The most recent Embedded Vision Summit was held in May, 2014, and a comprehensive archive of keynote, technical tutorial, and product demonstration videos, along with presentation slide sets, is available on the Alliance Web site. The next Embedded Vision Summit will take place on May 12, 2015, in Santa Clara, California.
Vision processing in digital signage enables dynamic new customer insights, shopping experiences, and user interfaces.
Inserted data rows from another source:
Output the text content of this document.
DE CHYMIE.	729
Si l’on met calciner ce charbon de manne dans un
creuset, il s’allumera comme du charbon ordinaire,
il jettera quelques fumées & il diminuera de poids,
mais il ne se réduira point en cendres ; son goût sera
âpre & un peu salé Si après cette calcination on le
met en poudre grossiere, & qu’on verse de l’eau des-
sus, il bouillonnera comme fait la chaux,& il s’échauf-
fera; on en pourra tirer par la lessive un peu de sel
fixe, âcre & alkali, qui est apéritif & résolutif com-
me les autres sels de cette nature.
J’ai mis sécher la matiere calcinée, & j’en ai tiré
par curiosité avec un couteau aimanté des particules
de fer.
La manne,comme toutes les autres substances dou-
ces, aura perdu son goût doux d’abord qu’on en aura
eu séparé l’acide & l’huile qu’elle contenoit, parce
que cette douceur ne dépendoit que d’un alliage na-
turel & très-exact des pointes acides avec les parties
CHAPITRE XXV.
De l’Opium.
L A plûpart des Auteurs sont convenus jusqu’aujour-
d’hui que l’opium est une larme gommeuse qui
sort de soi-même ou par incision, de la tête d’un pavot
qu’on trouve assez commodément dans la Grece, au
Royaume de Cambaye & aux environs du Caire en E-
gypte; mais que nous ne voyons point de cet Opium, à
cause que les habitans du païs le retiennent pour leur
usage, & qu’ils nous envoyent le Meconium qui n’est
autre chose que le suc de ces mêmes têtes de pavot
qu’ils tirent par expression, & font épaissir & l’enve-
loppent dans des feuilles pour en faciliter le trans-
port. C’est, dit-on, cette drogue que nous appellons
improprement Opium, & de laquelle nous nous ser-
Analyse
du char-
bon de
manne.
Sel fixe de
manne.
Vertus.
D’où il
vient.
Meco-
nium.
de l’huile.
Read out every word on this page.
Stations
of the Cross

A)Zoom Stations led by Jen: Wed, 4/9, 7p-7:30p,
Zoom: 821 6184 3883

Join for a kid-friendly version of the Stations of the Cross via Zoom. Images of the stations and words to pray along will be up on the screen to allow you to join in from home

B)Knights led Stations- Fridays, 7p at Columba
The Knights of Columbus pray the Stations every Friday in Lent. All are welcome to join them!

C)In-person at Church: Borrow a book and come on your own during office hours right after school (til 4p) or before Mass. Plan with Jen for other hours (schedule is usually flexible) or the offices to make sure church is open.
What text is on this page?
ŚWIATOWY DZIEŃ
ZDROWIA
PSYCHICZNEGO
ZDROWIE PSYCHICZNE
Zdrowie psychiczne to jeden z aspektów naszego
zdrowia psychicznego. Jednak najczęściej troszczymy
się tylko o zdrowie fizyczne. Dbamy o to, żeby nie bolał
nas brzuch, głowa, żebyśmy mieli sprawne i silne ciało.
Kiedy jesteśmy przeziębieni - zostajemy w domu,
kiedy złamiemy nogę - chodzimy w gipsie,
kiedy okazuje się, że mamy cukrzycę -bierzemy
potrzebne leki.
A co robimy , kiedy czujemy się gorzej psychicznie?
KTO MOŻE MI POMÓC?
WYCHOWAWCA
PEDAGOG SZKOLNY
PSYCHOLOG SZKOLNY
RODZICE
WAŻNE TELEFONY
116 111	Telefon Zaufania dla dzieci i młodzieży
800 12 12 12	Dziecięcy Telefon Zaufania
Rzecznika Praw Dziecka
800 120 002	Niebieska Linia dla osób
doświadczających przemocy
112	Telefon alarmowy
Additional opportunities exist to leverage those same cameras and processors in security and surveillance applications.a Such digital signage can be placed where security cameras are not typically located. For example, some digital displays are co-located with Point of Sale (POS) terminals. These terminals typically have two display screens, one facing the cashier and the other facing the shopper. The cashier-facing display allows the operator to monitor his or her transaction actions, while the customer-facing display combines digital signage with a read-out of those same transactions.
Adding a camera to each display screen allows for a new level of security, both for fraud detection (operator side) and theft detection (customer side). Fraud detection can involve recording and time-stamping all cash transactions. In addition, the vision application can monitor the operator’s productivity and activity via analytics. For example, a POS terminal with a facial recognition function can ensure that the operator logged into the system matches the person who is currently in control of the cash drawer.
Such checking prevents thefts that might otherwise occur if the operator has been compromised. The POS terminal will lock down if an unknown operator is accessing the cash drawer. This concept goes beyond theft; it is also pertinent in protecting against malware. In a document titled “DBIR 2014: Point-of-Sale Attack Trends – The State of Security,” Tripwire, a maker of IT and security products, stated that a two-factor authentication of users accessing a POS terminal was listed as a recommended strategy to protect the POS network against malicious software infection.b
Alternately, applications that detect facial emotional cues in the cashier, such as fear or anxiety, can find use in detecting potential criminal situations. Similarly, facial analysis software can be used to detect masks or threatening behavior on the customer-facing camera side. The integration of these small and innocuous cameras within the POS system’s digital signage enables a new range of security and surveillance solutions.